A ESTAÇÃO DAS FOLHAS

 

por Pai Ronie de Ogum Adioko

 

O outono poderia facilmente ser chamado de estação das folhas, já que é quando a natureza através das mãos do Orixá Ossanha descansa, é onde as folhas velhas caem, para depois darem lugar as novas, é a renovação.

É quando a natureza prepara cada planta para depois florescer e brotar novamente.

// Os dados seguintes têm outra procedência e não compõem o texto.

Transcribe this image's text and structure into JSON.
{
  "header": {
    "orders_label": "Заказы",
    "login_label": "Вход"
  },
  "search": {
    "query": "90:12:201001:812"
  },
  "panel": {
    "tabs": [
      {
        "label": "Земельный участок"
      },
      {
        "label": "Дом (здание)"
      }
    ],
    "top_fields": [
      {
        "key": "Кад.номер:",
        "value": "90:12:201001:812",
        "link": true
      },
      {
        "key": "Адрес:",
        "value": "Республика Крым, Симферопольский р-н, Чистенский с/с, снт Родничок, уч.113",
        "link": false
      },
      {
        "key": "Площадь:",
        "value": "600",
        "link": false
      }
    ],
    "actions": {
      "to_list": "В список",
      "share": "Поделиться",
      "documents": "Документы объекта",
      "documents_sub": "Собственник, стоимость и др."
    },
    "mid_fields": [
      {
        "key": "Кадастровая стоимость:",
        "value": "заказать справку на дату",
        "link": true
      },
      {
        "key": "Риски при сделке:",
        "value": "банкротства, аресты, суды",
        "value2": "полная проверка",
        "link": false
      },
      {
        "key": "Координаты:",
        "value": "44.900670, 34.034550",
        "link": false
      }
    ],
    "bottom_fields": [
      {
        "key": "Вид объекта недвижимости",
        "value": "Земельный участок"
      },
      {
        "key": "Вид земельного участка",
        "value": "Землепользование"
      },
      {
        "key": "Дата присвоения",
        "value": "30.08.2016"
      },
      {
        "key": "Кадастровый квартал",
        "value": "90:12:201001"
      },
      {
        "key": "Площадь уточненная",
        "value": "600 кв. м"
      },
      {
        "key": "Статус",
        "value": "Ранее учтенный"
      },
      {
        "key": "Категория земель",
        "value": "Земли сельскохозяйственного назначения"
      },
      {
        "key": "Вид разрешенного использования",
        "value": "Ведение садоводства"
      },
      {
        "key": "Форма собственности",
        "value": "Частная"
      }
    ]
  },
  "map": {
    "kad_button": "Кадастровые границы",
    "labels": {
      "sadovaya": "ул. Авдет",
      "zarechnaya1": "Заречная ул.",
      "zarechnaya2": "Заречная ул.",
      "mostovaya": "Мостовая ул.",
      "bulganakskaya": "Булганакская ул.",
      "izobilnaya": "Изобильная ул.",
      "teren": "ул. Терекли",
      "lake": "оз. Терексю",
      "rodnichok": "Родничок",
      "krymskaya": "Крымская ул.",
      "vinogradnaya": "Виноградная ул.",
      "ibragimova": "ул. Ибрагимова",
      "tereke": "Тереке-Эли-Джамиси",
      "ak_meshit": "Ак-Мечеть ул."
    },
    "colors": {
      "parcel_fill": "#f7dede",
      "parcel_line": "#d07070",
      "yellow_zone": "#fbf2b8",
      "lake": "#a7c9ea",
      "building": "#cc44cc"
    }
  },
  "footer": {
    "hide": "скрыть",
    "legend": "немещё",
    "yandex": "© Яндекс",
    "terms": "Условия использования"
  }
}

A caída de cada folha antiga, não significa que estão em desuso, que não servem mais. É estas folhas que irão a ajudar a fertilizar novamente a terra, para favorecer uma nova germinação e brotação, é o ciclo constante da transformação do velho em novo.

Ossanha é quem decide quando uma folha cai, e quando uma folha nasce, segundo a tradição yoruba "nenhuma folha cai, sem que Ossanha autorize", é ele o único detentor do segredo de todas as folhas, é o único que conhece a magia de como utilizar cada folha, é o Orixá médico. É ele quem está ao lado dos médicos durante uma cirurgia, nos momentos de angústia por uma doença. É Ossanha quem nos orienta para saber qual folha medicinal utilizar em cada enfernidade.

Existe um provérbio yoruba, muito difundido que diz kosi ewé kosi orisá (sem folhas não existe Orixá), que nos faz refletir da importância das folhas nos cultos africanistas. Todo iniciado antes de uma obrigação faz banho de ervas (maceradas), assim como as vasilhas e ferramentas que acompanharam a obrigação. Com o Axé de Osssanha somos todos iniciados na religião africanista.

Segundo Santos (2008) "Osányìn é representado pela cor verde, uma qualidade de preto. O "sangue" das folhas, que traz em si o poder do que nasce, do que advém, abundantemente, é um dos àse mais poderosos. Em combinações apropriadas, elas mobilizam qualquer ação ou ritual; daí a necessidade constante de seu uso".

É fácil entender a relação que o Orixá Ossanha possui com a natureza e a relação que os demais Orixás possuem com Osssanha.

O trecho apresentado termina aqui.